4. Protocol Distribution
4. Protocol distribution:
protocol
6 115140
17 1484
1 244
Name: count, dtype: int64
According to Wikipedia, the protocol number identifies the protocol of the encapsulated packet, and it is found in the Protocol field of an IPv4 header and the Next Header of the IPv6 header.

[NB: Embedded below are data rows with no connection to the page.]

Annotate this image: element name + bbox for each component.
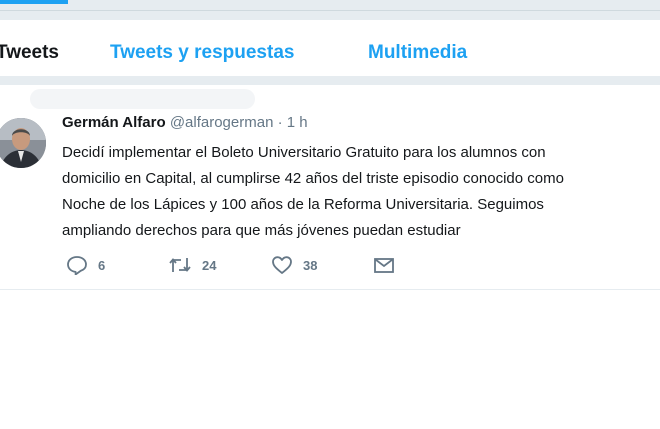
like-count: 38: [303, 257, 318, 273]
timeline-separator: [0, 77, 660, 85]
header-separator: ·: [277, 114, 283, 131]
avatar[interactable]: [0, 118, 46, 168]
tweet-text-line: Noche de los Lápices y 100 años de la Re…: [62, 196, 544, 213]
retweet-button[interactable]: 24: [168, 255, 216, 275]
tab-media[interactable]: Multimedia: [368, 42, 467, 64]
tweet-text-line: ampliando derechos para que más jóvenes …: [62, 222, 461, 239]
tweet-card[interactable]: Germán Alfaro @alfarogerman · 1 h Decidí…: [0, 85, 660, 290]
reply-icon: [67, 256, 87, 275]
direct-message-button[interactable]: [373, 255, 395, 275]
top-divider: [0, 10, 660, 11]
tweet-text: Decidí implementar el Boleto Universitar…: [62, 140, 660, 244]
tweet-actions: 6 24 38: [62, 255, 582, 279]
heart-icon: [272, 256, 292, 274]
tab-tweets[interactable]: Tweets: [0, 42, 59, 64]
avatar-photo-icon: [0, 118, 46, 168]
like-button[interactable]: 38: [271, 255, 317, 275]
redacted-context-line: [30, 89, 255, 109]
author-handle[interactable]: @alfarogerman: [170, 114, 274, 131]
envelope-icon: [374, 258, 394, 273]
retweet-count: 24: [202, 257, 217, 273]
tweet-text-line: domicilio en Capital, al cumplirse 42 añ…: [62, 170, 564, 187]
top-bar: [0, 0, 660, 20]
tweet-timestamp[interactable]: 1 h: [287, 114, 308, 131]
reply-button[interactable]: 6: [66, 255, 105, 275]
tweet-text-line: Decidí implementar el Boleto Universitar…: [62, 144, 546, 161]
top-active-indicator: [0, 0, 68, 4]
tweet-header: Germán Alfaro @alfarogerman · 1 h: [62, 114, 308, 131]
retweet-icon: [169, 258, 191, 272]
author-name[interactable]: Germán Alfaro: [62, 114, 166, 131]
reply-count: 6: [98, 257, 106, 273]
profile-tabs: Tweets Tweets y respuestas Multimedia: [0, 20, 660, 77]
tab-tweets-and-replies[interactable]: Tweets y respuestas: [110, 42, 294, 64]
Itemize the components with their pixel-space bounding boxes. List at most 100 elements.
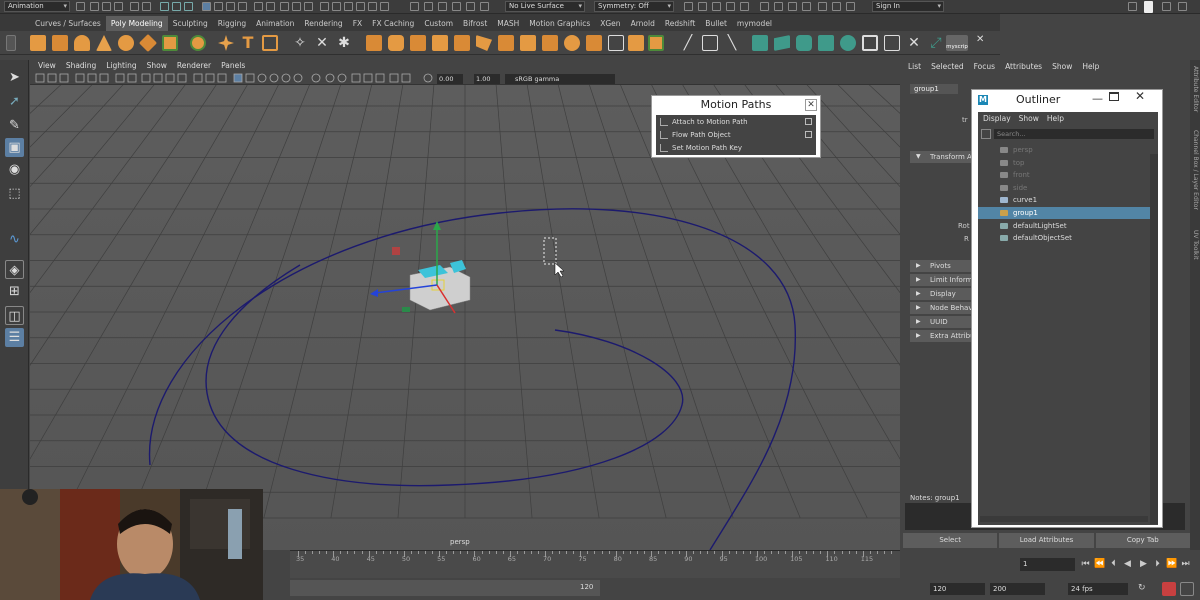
bookmark-icon[interactable] — [740, 2, 749, 11]
camera-icon[interactable] — [726, 2, 735, 11]
shelf-tab-animation[interactable]: Animation — [251, 16, 299, 31]
record-icon[interactable] — [832, 2, 841, 11]
close-icon[interactable]: ✕ — [1135, 89, 1145, 103]
option-box-icon[interactable] — [805, 131, 812, 138]
outliner-layout-icon[interactable]: ☰ — [5, 328, 24, 347]
play-icon[interactable] — [684, 2, 693, 11]
select-component-icon[interactable] — [184, 2, 193, 11]
flow-path-object-item[interactable]: Flow Path Object — [656, 129, 816, 141]
auto-key-icon[interactable] — [1162, 582, 1176, 596]
shelf-tab-bifrost[interactable]: Bifrost — [458, 16, 492, 31]
horizontal-scrollbar[interactable] — [980, 516, 1148, 522]
shelf-tab-fx-caching[interactable]: FX Caching — [367, 16, 419, 31]
option-box-icon[interactable] — [805, 118, 812, 125]
shelf-tab-fx[interactable]: FX — [348, 16, 367, 31]
attr-menu-list[interactable]: List — [908, 60, 921, 73]
cylindrical-map-icon[interactable] — [796, 35, 812, 51]
ipr-render-icon[interactable] — [332, 2, 341, 11]
lasso-tool-icon[interactable]: ➚ — [5, 92, 24, 111]
circularize-icon[interactable] — [564, 35, 580, 51]
outliner-item[interactable]: front — [978, 169, 1150, 181]
cut-faces-icon[interactable] — [520, 35, 536, 51]
type-text-icon[interactable]: T — [240, 35, 256, 51]
far-clip-field[interactable]: 1.00 — [474, 74, 500, 84]
snap-point-icon[interactable] — [226, 2, 235, 11]
connect-icon[interactable]: ╲ — [724, 35, 740, 51]
section-node-behavior[interactable]: Node Behav — [910, 302, 975, 314]
redo-icon[interactable] — [142, 2, 151, 11]
extrude-icon[interactable] — [410, 35, 426, 51]
open-scene-icon[interactable] — [102, 2, 111, 11]
section-uuid[interactable]: UUID — [910, 316, 975, 328]
boolean-icon[interactable] — [366, 35, 382, 51]
sew-uv-icon[interactable]: ⤢ — [928, 35, 944, 51]
tab-uv-toolkit[interactable]: UV Toolkit — [1191, 230, 1199, 260]
section-extra-attributes[interactable]: Extra Attribu — [910, 330, 975, 342]
target-weld-icon[interactable] — [702, 35, 718, 51]
make-live-icon[interactable] — [266, 2, 275, 11]
select-button[interactable]: Select — [903, 533, 998, 548]
shelf-tab-sculpting[interactable]: Sculpting — [168, 16, 213, 31]
select-hierarchy-icon[interactable] — [160, 2, 169, 11]
minimize-icon[interactable]: — — [1092, 92, 1103, 105]
render-setup-icon[interactable] — [368, 2, 377, 11]
append-icon[interactable] — [476, 35, 492, 51]
outliner-item[interactable]: curve1 — [978, 194, 1150, 206]
close-icon[interactable]: ✕ — [976, 35, 992, 51]
live-surface-dropdown[interactable]: No Live Surface — [505, 1, 585, 12]
shelf-tab-rigging[interactable]: Rigging — [213, 16, 251, 31]
range-slider[interactable] — [290, 580, 600, 596]
outliner-menu-display[interactable]: Display — [983, 112, 1011, 125]
step-forward-icon[interactable]: ⏩ — [1166, 558, 1177, 571]
time-slider[interactable]: 35 40 45 50 55 60 65 70 75 80 85 90 95 100 105 110 115 — [290, 550, 900, 578]
shelf-tab-poly-modeling[interactable]: Poly Modeling — [105, 16, 168, 31]
viewport-menu-view[interactable]: View — [38, 60, 56, 72]
attach-to-motion-path-item[interactable]: Attach to Motion Path — [656, 116, 816, 128]
outliner-item[interactable]: side — [978, 182, 1150, 194]
single-view-icon[interactable]: ◈ — [5, 260, 24, 279]
separate-icon[interactable]: ✕ — [314, 35, 330, 51]
viewport-toolbar-icons[interactable] — [30, 72, 900, 85]
smooth-icon[interactable]: ✱ — [336, 35, 352, 51]
go-to-end-icon[interactable]: ⏭ — [1180, 558, 1191, 571]
search-icon[interactable] — [981, 129, 991, 139]
sign-in-dropdown[interactable]: Sign In — [872, 1, 944, 12]
bevel-icon[interactable] — [454, 35, 470, 51]
viewport-menu-panels[interactable]: Panels — [221, 60, 245, 72]
outliner-item[interactable]: persp — [978, 144, 1150, 156]
reflection-icon[interactable] — [480, 2, 489, 11]
outliner-menu-help[interactable]: Help — [1047, 112, 1064, 125]
set-motion-path-key-item[interactable]: Set Motion Path Key — [656, 142, 816, 154]
search-input[interactable]: Search... — [994, 129, 1154, 139]
near-clip-field[interactable]: 0.00 — [437, 74, 463, 84]
curve-tool-icon[interactable]: ∿ — [5, 230, 24, 249]
attr-menu-show[interactable]: Show — [1052, 60, 1072, 73]
spherical-map-icon[interactable] — [840, 35, 856, 51]
select-tool-icon[interactable]: ➤ — [5, 68, 24, 87]
poly-cone-icon[interactable] — [96, 35, 112, 51]
svg-icon[interactable] — [262, 35, 278, 51]
sweep-mesh-icon[interactable] — [218, 35, 234, 51]
input-ops-icon[interactable] — [280, 2, 289, 11]
poly-cylinder-icon[interactable] — [74, 35, 90, 51]
collapse-icon[interactable] — [586, 35, 602, 51]
outliner-menu-show[interactable]: Show — [1019, 112, 1039, 125]
four-view-icon[interactable]: ⊞ — [5, 282, 24, 301]
new-scene-icon[interactable] — [90, 2, 99, 11]
output-ops-icon[interactable] — [292, 2, 301, 11]
snap-surface-icon[interactable] — [254, 2, 263, 11]
mode-menu-dropdown[interactable]: Animation — [4, 1, 70, 12]
scale-tool-icon[interactable]: ⬚ — [5, 184, 24, 203]
quadrangulate-icon[interactable] — [648, 35, 664, 51]
snap-curve-icon[interactable] — [214, 2, 223, 11]
unfold-icon[interactable] — [884, 35, 900, 51]
shelf-tab-redshift[interactable]: Redshift — [660, 16, 700, 31]
go-to-start-icon[interactable]: ⏮ — [1080, 558, 1091, 571]
outliner-item[interactable]: top — [978, 157, 1150, 169]
two-view-icon[interactable]: ◫ — [5, 306, 24, 325]
tool-c-icon[interactable] — [788, 2, 797, 11]
render-settings-icon[interactable] — [344, 2, 353, 11]
next-key-icon[interactable]: ⏵ — [1152, 558, 1163, 571]
xray-icon[interactable] — [438, 2, 447, 11]
checker-icon[interactable] — [862, 35, 878, 51]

Protocol number 6 is TCP (Transmission Control Protocol), which is by far the most popular protocol out of all events. Protocol number 17 refers to UDP (User Datagram Protocol), while protocol 1 refers to ICMP (Internet Control Message Protocol), which handles the ping
command, among others.
5. Top 5 Source Ports
5. Top 5 source ports:
sourceport
35218 3176
49198 744
43789 677
42932 397
57658 389
Name: count, dtype: int64
These source ports are all unassigned except for 42932, which is used for some video games. Large, unassigned ports are likely used to obfuscate any attack.
6. Average Time Between Events
The average time between each event is 0.74 seconds.
Conclusion
I cannot think of a reason why my honeypot was attacked this much only on this day. My quick analysis didn’t yield much answers, but I was able to produce some simple statistics thanks to Claude and pandas. I plan to do more honeypot analyses in the future; likely not every month, but I hope to prepare more for the next event analysis.